Kay Hagan leads Thom Tillis 38/36 with Libertarian candidate Sean Haugh pulling a surprisingly high 11%. Haugh's presence in the race has the potential to be a headache for Tillis moving forward if the contest remains this competitive- people planning to vote for him right now say they would support Tillis over Hagan 47/27 if they had to choose between the major party candidates. When you reallocate those folks the race is tied at 41%- usually a 2 point difference like that doesn't matter but given the closeness of this one it could.
Haugh's surprising support is likely the function of voters being pretty down on both of the major party candidates. Hagan has a 38/49 approval spread, pretty consistent with where her numbers have been since Republicans began running attack ads on her last fall. Tillis is at a 30/46 favorability spread, including only 51/23 with GOP voters.

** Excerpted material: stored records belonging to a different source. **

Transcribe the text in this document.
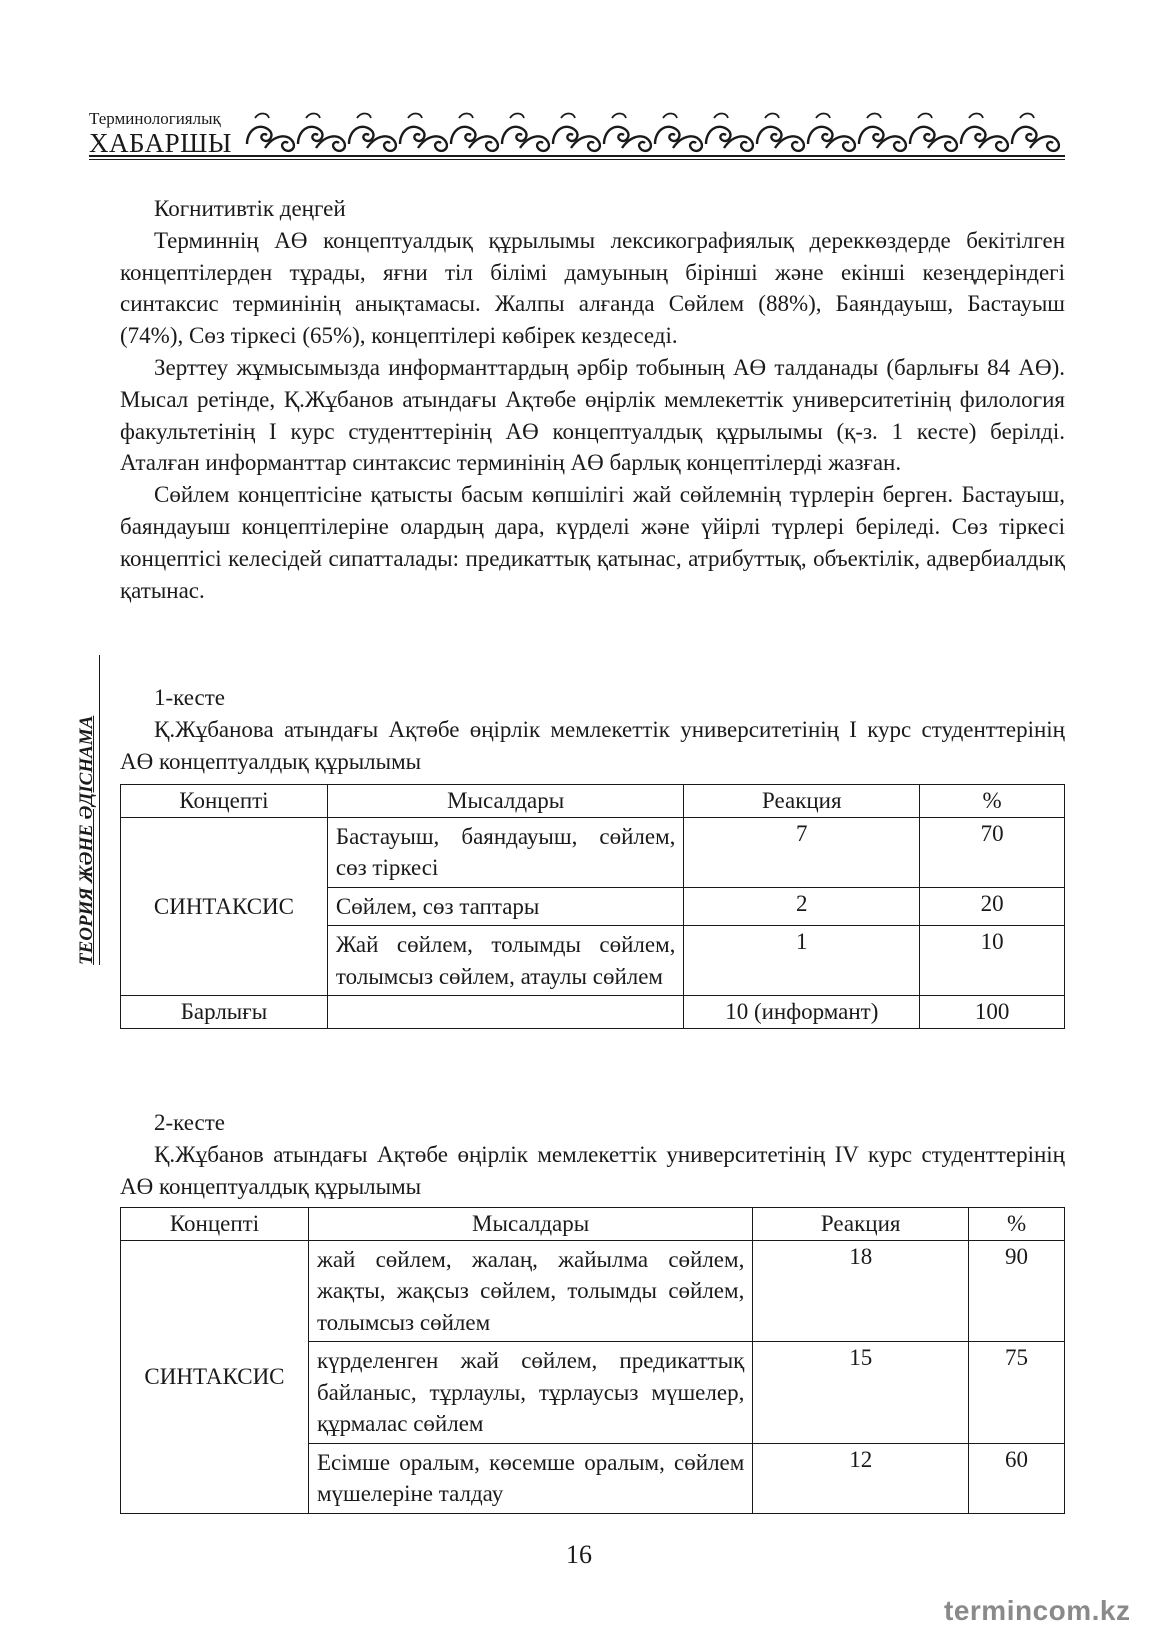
Терминологиялық
ХАБАРШЫ
ТЕОРИЯ ЖӘНЕ ӘДІСНАМА

Когнитивтік деңгей

Терминнің АӨ концептуалдық құрылымы лексикографиялық дереккөздерде бекітілген концептілерден тұрады, яғни тіл білімі дамуының бірінші және екінші кезеңдеріндегі синтаксис терминінің анықтамасы. Жалпы алғанда Сөйлем (88%), Баяндауыш, Бастауыш (74%), Сөз тіркесі (65%), концептілері көбірек кездеседі.

Зерттеу жұмысымызда информанттардың әрбір тобының АӨ талданады (барлығы 84 АӨ). Мысал ретінде, Қ.Жұбанов атындағы Ақтөбе өңірлік мемлекеттік университетінің филология факультетінің I курс студенттерінің АӨ концептуалдық құрылымы (қ-з. 1 кесте) берілді. Аталған информанттар синтаксис терминінің АӨ барлық концептілерді жазған.

Сөйлем концептісіне қатысты басым көпшілігі жай сөйлемнің түрлерін берген. Бастауыш, баяндауыш концептілеріне олардың дара, күрделі және үйірлі түрлері беріледі. Сөз тіркесі концептісі келесідей сипатталады: предикаттық қатынас, атрибуттық, объектілік, адвербиалдық қатынас.

1-кесте

Қ.Жұбанова атындағы Ақтөбе өңірлік мемлекеттік университетінің I курс студенттерінің АӨ концептуалдық құрылымы

Концепті	Мысалдары	Реакция	%
СИНТАКСИС	Бастауыш, баяндауыш, сөйлем, сөз тіркесі	7	70
	Сөйлем, сөз таптары	2	20
	Жай сөйлем, толымды сөйлем, толымсыз сөйлем, атаулы сөйлем	1	10
Барлығы		10 (информант)	100

2-кесте

Қ.Жұбанов атындағы Ақтөбе өңірлік мемлекеттік университетінің IV курс студенттерінің АӨ концептуалдық құрылымы

Концепті	Мысалдары	Реакция	%
СИНТАКСИС	жай сөйлем, жалаң, жайылма сөйлем, жақты, жақсыз сөйлем, толымды сөйлем, толымсыз сөйлем	18	90
	күрделенген жай сөйлем, предикаттық байланыс, тұрлаулы, тұрлаусыз мүшелер, құрмалас сөйлем	15	75
	Есімше оралым, көсемше оралым, сөйлем мүшелеріне талдау	12	60
16
termincom.kz
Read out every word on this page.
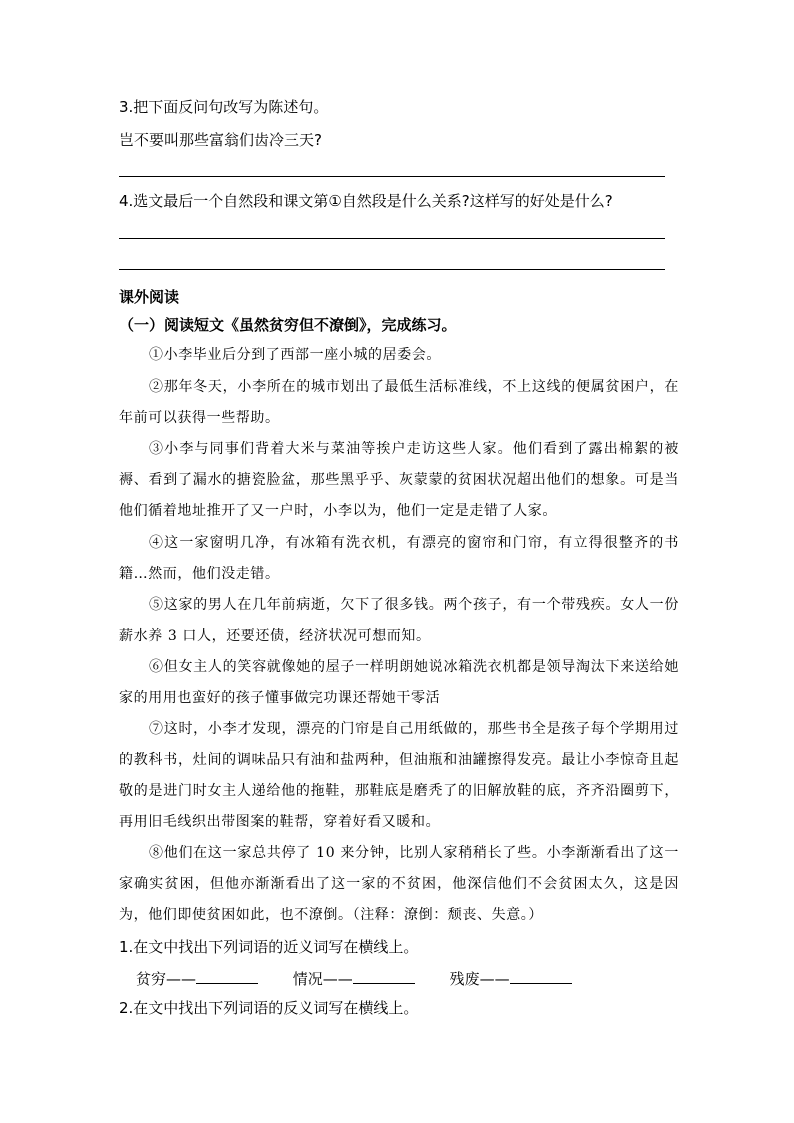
3.把下面反问句改写为陈述句。
岂不要叫那些富翁们齿冷三天?
4.选文最后一个自然段和课文第①自然段是什么关系?这样写的好处是什么?
课外阅读
（一）阅读短文《虽然贫穷但不潦倒》，完成练习。
①小李毕业后分到了西部一座小城的居委会。
②那年冬天，小李所在的城市划出了最低生活标准线，不上这线的便属贫困户，在年前可以获得一些帮助。
③小李与同事们背着大米与菜油等挨户走访这些人家。他们看到了露出棉絮的被褥、看到了漏水的搪瓷脸盆，那些黑乎乎、灰蒙蒙的贫困状况超出他们的想象。可是当他们循着地址推开了又一户时，小李以为，他们一定是走错了人家。
④这一家窗明几净，有冰箱有洗衣机，有漂亮的窗帘和门帘，有立得很整齐的书籍…然而，他们没走错。
⑤这家的男人在几年前病逝，欠下了很多钱。两个孩子，有一个带残疾。女人一份薪水养 3 口人，还要还债，经济状况可想而知。
⑥但女主人的笑容就像她的屋子一样明朗她说冰箱洗衣机都是领导淘汰下来送给她家的用用也蛮好的孩子懂事做完功课还帮她干零活
⑦这时，小李才发现，漂亮的门帘是自己用纸做的，那些书全是孩子每个学期用过的教科书，灶间的调味品只有油和盐两种，但油瓶和油罐擦得发亮。最让小李惊奇且起敬的是进门时女主人递给他的拖鞋，那鞋底是磨秃了的旧解放鞋的底，齐齐沿圈剪下，再用旧毛线织出带图案的鞋帮，穿着好看又暖和。
⑧他们在这一家总共停了 10 来分钟，比别人家稍稍长了些。小李渐渐看出了这一家确实贫困，但他亦渐渐看出了这一家的不贫困，他深信他们不会贫困太久，这是因为，他们即使贫困如此，也不潦倒。（注释：潦倒：颓丧、失意。）
1.在文中找出下列词语的近义词写在横线上。
贫穷——	情况——	残废——
2.在文中找出下列词语的反义词写在横线上。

Despite his outright win last week some folks within his own party continue to be disaffected with him and are leaning toward voting Libertarian at least for now.
In a lot of the US Senate races that are competitive right now the undecided voters are strongly Republican leaning, suggesting that the races could break toward the GOP in the end. That's not the case here though- undecideds actually voted for Barack Obama by a 55/37 margin in 2012 and are pretty evenly split on his approval right now at 40/42. That makes it likely this race will remain within a couple points one way or the other moving forward.
We also took a look at the hotly contested Supreme Court race between Robin Hudson and Eric Levenson that drew so much attention in the primary election. Despite the large sum of money spent on attack ads against her Robin Hudson still has a positive favorability rating at 22/16, and 62% of voters say they have no opinion about her. That's a pretty good indication of how difficult it is for a judicial race to ever really break through in voter's minds. Hudson starts out the general election with a 28/17 lead over Levenson, but with 54% of voters still undecided it remains pretty up in the air.